REPUBLIKA.CO.ID, Oleh: Satriawan Salim, Koordinator Nasional Perhimpunan Pendidikan dan Guru (P2G), Pengajar Labschool UNJ
Pandemi Covid-19 mengubah cara masyarakat berkomunikasi dan bersosialisasi, tak terkecuali interaksi dalam pendidikan. Pembelajaran Jarak Jauh (PJJ) menjadi solusi hampir dua tahun terakhir.
Meskipun begitu, intensitas upaya memulai pembelajaran tatap muka terbatas ditingkatkan di hampir seluruh daerah. Karakteristik pembelajaran masa pandemi, yaitu masifnya penggunaan teknologi digital dalam pembelajaran, membuat PJJ bergantung padanya.
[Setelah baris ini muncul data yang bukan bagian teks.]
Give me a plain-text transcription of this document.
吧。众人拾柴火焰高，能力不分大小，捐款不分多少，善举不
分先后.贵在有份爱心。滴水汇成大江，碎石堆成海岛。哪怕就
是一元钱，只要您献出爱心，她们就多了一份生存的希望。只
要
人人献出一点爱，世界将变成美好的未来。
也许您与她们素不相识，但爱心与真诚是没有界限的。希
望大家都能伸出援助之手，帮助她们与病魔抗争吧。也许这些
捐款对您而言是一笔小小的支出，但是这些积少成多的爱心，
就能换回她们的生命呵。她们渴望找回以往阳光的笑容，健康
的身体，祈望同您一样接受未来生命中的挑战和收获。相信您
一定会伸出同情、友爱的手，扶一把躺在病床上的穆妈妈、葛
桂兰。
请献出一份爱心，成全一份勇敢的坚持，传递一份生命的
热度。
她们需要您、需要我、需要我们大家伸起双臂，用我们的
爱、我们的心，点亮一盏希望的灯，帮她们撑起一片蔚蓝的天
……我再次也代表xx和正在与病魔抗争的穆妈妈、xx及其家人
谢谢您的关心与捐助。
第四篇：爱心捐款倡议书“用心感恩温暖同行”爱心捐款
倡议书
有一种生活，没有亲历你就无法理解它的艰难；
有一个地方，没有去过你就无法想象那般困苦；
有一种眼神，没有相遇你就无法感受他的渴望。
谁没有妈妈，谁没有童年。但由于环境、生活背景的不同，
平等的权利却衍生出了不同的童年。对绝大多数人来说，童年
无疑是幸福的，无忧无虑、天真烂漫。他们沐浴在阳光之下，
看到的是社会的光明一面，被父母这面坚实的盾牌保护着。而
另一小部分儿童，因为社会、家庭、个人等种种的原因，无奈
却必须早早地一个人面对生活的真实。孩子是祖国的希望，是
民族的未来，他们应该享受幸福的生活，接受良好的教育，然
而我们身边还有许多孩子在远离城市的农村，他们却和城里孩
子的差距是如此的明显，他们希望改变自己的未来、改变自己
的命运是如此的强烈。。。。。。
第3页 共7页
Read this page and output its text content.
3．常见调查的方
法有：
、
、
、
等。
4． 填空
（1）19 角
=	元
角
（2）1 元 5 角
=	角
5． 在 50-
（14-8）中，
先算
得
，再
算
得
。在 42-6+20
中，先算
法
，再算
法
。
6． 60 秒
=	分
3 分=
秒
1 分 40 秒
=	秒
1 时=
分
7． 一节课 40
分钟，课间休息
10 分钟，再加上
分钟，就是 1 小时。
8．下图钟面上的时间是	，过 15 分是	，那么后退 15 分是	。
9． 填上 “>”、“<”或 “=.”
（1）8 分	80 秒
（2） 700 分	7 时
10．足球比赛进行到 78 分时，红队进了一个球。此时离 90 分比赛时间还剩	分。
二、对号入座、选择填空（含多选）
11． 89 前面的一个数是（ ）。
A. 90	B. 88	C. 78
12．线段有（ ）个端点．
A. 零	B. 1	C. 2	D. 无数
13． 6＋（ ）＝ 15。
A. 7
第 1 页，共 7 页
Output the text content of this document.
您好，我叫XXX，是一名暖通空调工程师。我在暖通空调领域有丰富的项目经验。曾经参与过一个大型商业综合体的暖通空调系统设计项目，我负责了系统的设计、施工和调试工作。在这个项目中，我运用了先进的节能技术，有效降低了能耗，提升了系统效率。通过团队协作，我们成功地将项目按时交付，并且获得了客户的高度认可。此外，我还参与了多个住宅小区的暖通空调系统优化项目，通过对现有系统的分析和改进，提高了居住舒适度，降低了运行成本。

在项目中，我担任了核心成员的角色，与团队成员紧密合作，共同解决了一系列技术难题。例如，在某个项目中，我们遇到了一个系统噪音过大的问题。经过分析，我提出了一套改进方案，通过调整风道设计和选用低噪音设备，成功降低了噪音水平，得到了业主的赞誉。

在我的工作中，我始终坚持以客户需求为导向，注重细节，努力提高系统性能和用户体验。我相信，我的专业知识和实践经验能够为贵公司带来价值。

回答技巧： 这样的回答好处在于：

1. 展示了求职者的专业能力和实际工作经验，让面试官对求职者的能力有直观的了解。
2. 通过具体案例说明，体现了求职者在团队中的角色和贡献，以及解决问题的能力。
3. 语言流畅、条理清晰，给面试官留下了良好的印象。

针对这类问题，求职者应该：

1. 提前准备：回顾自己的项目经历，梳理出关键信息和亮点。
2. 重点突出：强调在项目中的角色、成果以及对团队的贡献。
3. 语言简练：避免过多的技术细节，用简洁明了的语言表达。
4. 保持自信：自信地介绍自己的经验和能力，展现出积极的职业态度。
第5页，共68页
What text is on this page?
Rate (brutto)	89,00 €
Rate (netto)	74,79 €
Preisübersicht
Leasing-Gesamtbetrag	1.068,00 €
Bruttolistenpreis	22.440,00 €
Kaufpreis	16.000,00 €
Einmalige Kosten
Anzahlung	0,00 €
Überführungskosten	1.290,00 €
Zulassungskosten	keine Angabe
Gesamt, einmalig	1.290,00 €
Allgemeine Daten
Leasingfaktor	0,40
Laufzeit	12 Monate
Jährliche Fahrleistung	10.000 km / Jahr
Penggunaan teknologi digital menjadi kebutuhan pokok sekaligus solusi, yang "memaksa" guru, termasuk siswa dan orang tua, beradaptasi sehingga menjadi fakta kenormalan baru dunia pendidikan. Metode pembelajaran guru berubah drastis selama PJJ, biasanya klasik di sekolah, diganti belajar dari rumah menggunakan teknologi. Secara umum, metode PJJ terbagi tiga: dalam jaringan (daring), luar jaringan (luring), dan kombinasi.
Selama PJJ, mayoritas guru memilih metode PJJ daring yang mengandalkan infrastruktur digital, perangkat digital, kompetensi digital, dan keterlibatan. Infrastruktur digital, seperti jaringan internet dan base transceiver station (BTS), menentukan kualitas PJJ.
Namun, disparitas akses dan kualitas in ternet antardaerah tinggi. Kecepatan internet Indonesia pun masih rendah, di peringkat 121 untuk mobile internet dan peringkat 115 untuk fixed internet connection (Speedtest Global Index, 2021 & World Bank, 2020).
Ketersediaan perangkat digital, seperti komputer, laptop, dan gawai pintar termasuk kuota internet, menjadi penyebab PJJ banyak kendala karena tak semua siswa (bahkan guru) punya, khususnya keluarga miskin. Hasil survei menunjukkan, 20,1 persen siswa dan 22,8 persen guru belum memiliki perangkat teknologi informasi dan komunikasi (TIK) seperti di atas selama belajar daring (Kemendikbudristek, 2021).